感觉这一觉睡了好长,仿佛在一片杂草坪上踩踏出一条油光的荒烟小径,醒来,发觉自己的睡姿,呈对角斜横在床上,像在阴沉冬天里的一个落叶堆上看到的一条干枯的虫尸,就知道这一觉没怎么睡好,睡姿就是纷乱梦境的笔迹,像愤怒的笔仙。似乎也不是自愿醒来的,如受了一场大刑后被火醋熏醒,身体的酸痛随之复苏。但这一长觉又是多么难得,因为请假才能够实现,不然此刻必坐在点焊机前,哪怕只是在磨洋工、打酱油,晃晃荡荡似翩翩起舞,那又如何,手中还不是要抓个酱油瓶。网上说终于过完了史上最长的工作周,仿佛他们受尽了非人的折磨,农民工显然没有参与这次讨论,也没发表只言片语的评说,不然这个“最”字早已无地自容,他们眼中的撒旦,不过是农民工眼中的小妖,三百六十五天上三百六十四天的班,实是家常便饭,“天经地义”,多呻一两声,都会自责。

看古代公案小说,以现代人的眼光来看,那些青天大老爷最拿手的是刑讯逼供,但从不会造成冤假错案,拷打刑罚的永远是对的对象,不会草菅人命。平头百姓真的很容忍、宽容、朴实、天真,也很固执、狭隘,他们只愿为官做宰的能为民请命、替民申冤、惩恶扬善,从不挑剔,却是最苛求完美。一厢情愿地盼望青天,是因为浊日排空,乌云纷涌。

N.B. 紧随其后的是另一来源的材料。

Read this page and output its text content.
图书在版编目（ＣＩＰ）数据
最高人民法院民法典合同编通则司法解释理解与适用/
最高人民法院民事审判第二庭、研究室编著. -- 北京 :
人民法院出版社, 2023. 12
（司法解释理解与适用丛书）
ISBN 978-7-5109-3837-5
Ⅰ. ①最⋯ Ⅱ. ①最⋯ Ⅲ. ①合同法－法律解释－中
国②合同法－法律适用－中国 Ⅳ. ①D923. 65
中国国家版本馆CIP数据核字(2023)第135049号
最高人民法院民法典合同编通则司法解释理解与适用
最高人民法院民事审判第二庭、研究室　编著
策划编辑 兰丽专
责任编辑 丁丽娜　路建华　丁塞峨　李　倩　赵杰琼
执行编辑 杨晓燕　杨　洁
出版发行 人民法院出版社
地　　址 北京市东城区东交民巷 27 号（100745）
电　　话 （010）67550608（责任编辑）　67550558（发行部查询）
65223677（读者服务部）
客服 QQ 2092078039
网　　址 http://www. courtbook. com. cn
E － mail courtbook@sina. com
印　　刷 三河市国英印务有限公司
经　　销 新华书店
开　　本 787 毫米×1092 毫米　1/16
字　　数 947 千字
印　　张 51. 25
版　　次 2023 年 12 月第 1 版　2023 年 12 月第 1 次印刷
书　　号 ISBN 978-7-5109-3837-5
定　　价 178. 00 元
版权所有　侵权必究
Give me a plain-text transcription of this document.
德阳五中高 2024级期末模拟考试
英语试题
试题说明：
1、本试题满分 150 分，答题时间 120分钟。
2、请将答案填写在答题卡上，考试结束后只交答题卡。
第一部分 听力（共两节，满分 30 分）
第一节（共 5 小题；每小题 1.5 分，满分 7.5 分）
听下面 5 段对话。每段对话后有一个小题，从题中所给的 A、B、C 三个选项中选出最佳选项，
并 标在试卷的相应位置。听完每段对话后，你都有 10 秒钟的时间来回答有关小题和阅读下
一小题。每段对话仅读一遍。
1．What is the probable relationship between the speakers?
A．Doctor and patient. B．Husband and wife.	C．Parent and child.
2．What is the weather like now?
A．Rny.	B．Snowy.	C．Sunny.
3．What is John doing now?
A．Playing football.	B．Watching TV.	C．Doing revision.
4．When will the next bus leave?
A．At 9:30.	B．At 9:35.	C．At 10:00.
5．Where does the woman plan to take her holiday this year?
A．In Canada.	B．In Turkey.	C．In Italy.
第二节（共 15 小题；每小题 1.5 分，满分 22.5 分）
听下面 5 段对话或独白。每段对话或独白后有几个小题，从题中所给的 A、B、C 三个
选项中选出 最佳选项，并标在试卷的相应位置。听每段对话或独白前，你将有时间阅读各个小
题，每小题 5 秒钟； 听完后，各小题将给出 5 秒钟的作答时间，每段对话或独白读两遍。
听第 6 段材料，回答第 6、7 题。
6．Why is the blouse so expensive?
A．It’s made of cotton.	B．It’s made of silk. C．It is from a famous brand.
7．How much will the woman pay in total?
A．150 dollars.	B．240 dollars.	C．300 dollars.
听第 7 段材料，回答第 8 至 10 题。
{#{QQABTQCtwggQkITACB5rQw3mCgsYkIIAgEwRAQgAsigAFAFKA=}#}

打工日记之二百三十一2013-1-13-星期日-晴-番禺

离厂后有两种选择,一是订好车票,几天后到长沙与四舅会合,再同赴常德参加满舅的酒宴,如此一来,我必回新化过年,或许可以同一班兄弟小聚,醉倒又何妨。越长大,与亲人之间越生分,如果没有长大,这许多的隔阂就不会产生。宁愿畏惧大人们的威严,也比现在对他们不解和藐视要好。突然想和爷爷奶奶、叔伯舅姑们闲话闲话,拉拉家常,仿佛自己已时日无多。在他们眼中,我是不近人情的,甚至是忤逆不孝的,多少都有点。对于身上衣、眼前人,我总喜欢隔远了看,而很少亲近,亲近会生出厌烦心,隔远了看其实就是一种单纯的想念状态,有一种抚摩旧物的惘然,心里却是暖烘烘的。过去之事未能感知,将来之事不可揣测,只此刻我想念你们——所有的亲友,便是幸福了。回去,除了苦旅和天寒,有这许多好处,却使妈妈在外落了单,于心何忍,妈妈是盼着我和她一起过年的。所以另一种选择是留下来,休息一个月,好好看一个月的书,或者是看电影,当然也可能纯粹地睡上一个月,因为我是那种明知户外阳光喜人也要埋在被窝保暖的人。陪妈妈过完春节,再另找一份事做。妈妈得知我要离厂,并未多说什么,我倒希望妈妈生不平之心,训我一顿,而不是徒增苦恼。

问:“是不是所有人都能进来?”答:“想进来的人自然就会进来的。”对的,并不需要招引什么,也不必拒绝什么。